We use aspirational comic book characters in our school programmes and local celebrities in our campaigns to boost motivation. When well-known celebrities such as Sri Lanka’s cricketer Kumar Sangakkara or South African pop legend Yvonne Chaka and Bollywood actress Kajol in India emphasise the importance of handwashing with soap, people are encouraged to emulate the behaviour of people they admire.

Lever 4 Make it rewarding: Positive reinforcement

Lifebuoy understands the power of positive influences to motivate social change. Positive reinforcement runs throughout our school programme – a strong rewards system makes mothers and children feel good for taking positive steps in changing their habits. A person is more likely to practise a behaviour if they feel it will be rewarded.

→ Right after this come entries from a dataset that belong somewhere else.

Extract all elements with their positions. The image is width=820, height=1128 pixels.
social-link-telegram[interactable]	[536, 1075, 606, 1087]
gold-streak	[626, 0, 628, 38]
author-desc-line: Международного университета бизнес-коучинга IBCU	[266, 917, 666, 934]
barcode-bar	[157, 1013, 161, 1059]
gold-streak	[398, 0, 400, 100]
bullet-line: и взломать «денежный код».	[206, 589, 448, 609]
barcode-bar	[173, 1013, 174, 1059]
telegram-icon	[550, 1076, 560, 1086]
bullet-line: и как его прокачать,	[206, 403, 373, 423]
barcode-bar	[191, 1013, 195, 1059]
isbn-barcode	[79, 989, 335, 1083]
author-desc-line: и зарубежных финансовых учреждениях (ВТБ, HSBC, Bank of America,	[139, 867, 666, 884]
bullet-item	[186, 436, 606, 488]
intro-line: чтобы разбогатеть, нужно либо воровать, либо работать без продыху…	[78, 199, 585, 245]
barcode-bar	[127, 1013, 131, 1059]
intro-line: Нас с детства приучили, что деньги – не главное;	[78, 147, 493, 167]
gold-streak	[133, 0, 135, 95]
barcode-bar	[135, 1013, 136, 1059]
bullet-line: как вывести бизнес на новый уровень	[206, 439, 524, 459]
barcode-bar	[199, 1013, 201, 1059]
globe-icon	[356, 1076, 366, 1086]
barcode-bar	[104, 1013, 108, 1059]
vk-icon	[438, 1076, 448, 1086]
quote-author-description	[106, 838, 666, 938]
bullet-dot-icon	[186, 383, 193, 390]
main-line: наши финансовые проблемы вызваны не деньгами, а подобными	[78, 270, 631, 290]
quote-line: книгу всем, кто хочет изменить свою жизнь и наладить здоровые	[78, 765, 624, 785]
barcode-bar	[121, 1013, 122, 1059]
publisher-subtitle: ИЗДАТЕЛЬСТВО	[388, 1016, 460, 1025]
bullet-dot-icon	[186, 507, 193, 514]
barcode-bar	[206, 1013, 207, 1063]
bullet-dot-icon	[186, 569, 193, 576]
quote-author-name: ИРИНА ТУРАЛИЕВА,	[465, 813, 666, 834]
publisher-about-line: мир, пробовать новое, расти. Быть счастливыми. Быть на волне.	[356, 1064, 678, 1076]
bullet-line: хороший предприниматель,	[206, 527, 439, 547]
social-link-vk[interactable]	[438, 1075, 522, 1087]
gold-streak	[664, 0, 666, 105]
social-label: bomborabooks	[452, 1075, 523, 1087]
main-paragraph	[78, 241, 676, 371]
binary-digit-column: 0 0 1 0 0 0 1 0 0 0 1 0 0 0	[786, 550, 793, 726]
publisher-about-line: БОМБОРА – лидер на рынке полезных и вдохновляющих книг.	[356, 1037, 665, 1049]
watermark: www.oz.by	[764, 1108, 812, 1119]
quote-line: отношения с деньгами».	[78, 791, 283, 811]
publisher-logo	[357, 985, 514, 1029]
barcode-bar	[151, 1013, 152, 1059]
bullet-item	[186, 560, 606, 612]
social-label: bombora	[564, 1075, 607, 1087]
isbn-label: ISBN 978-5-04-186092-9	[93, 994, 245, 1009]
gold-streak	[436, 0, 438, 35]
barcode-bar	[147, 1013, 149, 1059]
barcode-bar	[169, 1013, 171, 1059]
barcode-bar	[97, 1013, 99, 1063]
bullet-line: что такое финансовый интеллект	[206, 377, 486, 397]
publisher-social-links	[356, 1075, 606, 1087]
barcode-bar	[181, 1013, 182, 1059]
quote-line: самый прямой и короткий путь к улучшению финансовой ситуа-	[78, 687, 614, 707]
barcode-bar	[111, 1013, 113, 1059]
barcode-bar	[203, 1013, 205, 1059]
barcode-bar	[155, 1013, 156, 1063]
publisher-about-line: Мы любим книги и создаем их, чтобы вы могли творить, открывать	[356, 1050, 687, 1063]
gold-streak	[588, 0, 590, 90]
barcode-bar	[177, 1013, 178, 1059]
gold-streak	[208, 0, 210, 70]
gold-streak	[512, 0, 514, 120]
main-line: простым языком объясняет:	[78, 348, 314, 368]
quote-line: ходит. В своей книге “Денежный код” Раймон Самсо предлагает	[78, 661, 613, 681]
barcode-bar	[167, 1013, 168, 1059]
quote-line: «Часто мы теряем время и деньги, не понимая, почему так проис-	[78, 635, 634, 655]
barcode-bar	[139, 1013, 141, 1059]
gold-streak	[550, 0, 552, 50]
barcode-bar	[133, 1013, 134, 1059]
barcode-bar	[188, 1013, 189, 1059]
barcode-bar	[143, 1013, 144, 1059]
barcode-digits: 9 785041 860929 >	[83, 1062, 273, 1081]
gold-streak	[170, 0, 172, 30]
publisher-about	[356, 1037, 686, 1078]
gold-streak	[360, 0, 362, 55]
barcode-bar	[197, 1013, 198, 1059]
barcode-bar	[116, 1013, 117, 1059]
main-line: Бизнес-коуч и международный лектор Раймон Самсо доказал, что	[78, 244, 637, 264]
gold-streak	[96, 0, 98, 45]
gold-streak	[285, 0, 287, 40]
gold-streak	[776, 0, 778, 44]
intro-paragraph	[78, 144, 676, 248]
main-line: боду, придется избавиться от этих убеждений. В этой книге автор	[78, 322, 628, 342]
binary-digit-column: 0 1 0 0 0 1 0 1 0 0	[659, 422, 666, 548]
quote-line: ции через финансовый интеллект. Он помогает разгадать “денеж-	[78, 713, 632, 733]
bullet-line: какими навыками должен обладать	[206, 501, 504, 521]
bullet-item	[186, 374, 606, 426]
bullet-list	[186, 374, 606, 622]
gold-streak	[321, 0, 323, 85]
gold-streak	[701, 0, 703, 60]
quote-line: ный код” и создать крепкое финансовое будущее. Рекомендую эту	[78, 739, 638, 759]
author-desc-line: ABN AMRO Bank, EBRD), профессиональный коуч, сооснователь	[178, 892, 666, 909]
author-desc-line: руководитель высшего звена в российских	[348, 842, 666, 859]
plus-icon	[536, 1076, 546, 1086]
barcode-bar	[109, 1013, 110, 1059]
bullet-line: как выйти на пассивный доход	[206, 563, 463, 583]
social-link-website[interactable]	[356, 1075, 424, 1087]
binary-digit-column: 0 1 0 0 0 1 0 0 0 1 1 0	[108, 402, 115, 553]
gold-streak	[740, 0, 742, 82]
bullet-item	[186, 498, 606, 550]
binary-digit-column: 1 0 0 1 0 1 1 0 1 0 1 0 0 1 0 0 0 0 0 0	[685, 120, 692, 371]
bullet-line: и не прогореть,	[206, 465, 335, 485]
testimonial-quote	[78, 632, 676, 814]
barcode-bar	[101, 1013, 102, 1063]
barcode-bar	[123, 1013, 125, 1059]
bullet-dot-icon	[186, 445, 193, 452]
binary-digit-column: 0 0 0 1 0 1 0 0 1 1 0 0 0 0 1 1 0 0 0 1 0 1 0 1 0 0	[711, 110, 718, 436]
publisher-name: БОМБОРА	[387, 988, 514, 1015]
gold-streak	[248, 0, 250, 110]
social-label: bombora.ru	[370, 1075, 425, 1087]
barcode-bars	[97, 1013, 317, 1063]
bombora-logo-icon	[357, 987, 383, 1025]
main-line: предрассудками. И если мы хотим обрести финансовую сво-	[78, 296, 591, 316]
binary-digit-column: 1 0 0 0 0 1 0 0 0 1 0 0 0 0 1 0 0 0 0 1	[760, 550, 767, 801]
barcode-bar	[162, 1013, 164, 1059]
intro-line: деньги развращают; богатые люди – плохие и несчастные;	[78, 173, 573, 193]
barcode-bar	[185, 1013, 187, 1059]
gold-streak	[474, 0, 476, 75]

Lever 5 Make it a habit: 21 days’ practice

Habits build up over time through repetitive behaviour. This is why motivating people to practise handwashing with soap for a minimum of 21 days is a critical element in our programmes. Our classroom materials – comic books, posters, quizzes and songs – all work over 21 days to embed the behaviour of washing hands at key occasions in daily routines. A 21-day compliance diary is also used to record behaviour over the course of the programme and participants are rewarded at the end.

Driving business results

Increasing frequency of handwashing increases soap consumption and drives growth. Consumers who know about our handwashing programme are more likely to be loyal to our brand and to recommend our brand to others.

Lifebuoy’s handwashing programme has driven a clear increase in soap consumption. In Uttar Pradesh in India, soap consumption grew by 11% after we implemented KKD, our rural community outreach programme. This compares to a 1% growth in soap consumption in a similar, neighbouring state where the programme was not run. Detailed studies in Kenya, Ghana and Indonesia using smart sensor microchips to track behaviour show that the programme drives both an increase in frequency of handwashing, and quality of handwashing, with more soap being used to wash hands thoroughly.